Ascanium fusis circum complectitur armis

summaque per galeam delibans oscula fatur:

'disce, puer, uirtutem ex me uerumque laborem,

fortunam ex aliis. nunc te mea dextera bello

defensum dabit et magna inter praemia ducet.   

tu facito, mox cum matura adoleuerit aetas,

sis memor et te animo repetentem exempla tuorum

et pater Aeneas et auunculus excitet Hector.'


Er (Aeneas) hingegen hatte, hungrig auf den Kampf, seine Waden schon in Gold geschlossen, von dieser und von der anderen Seite; er kann die Verzögerung nicht leiden und lässt die Lanze funkeln.

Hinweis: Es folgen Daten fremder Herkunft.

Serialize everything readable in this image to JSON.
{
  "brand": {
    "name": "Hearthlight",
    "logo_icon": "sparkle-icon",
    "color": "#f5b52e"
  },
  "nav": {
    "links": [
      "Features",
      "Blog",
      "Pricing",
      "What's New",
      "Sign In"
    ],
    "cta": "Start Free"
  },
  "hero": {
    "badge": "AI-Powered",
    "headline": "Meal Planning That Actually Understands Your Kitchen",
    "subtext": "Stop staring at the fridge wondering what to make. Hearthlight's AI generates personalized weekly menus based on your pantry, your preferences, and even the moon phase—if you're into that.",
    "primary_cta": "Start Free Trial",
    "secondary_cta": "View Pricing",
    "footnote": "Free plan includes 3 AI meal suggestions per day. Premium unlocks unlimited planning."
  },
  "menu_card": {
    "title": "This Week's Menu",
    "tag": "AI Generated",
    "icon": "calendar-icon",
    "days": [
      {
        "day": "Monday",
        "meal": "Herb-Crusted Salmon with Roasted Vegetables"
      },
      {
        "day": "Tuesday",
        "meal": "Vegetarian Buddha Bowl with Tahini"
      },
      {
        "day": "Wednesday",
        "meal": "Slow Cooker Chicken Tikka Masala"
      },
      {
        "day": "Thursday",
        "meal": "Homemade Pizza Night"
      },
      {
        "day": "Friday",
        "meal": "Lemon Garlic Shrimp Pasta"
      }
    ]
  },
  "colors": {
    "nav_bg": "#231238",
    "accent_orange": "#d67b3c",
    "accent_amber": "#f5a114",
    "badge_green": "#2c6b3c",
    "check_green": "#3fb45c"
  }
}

Nachdem der Schild an die Seite und der Panzer an den Rücken angepasst ist, umschlingt er Ascanius ringsum mit langen Armen, und von weit oben haucht er Küsse durch den Helm und spricht: “Lerne, mein Sohn, Tapferkeit von mir, und echte Mühe – Glück jedoch von anderen. Jetzt wird meine Kampfhand dich im Krieg verteidigen und unter ihren größten Auszeichnungen führen. Du aber sorg dafür, wenn du bald das reife Erwachsenenalter erreicht hast, dass du dich erinnerst; und wenn du im Geist die Vorbilder deiner Vorfahren durchgehst, soll dich dein Vater Aeneas und dein Onkel Hektor anspornen.”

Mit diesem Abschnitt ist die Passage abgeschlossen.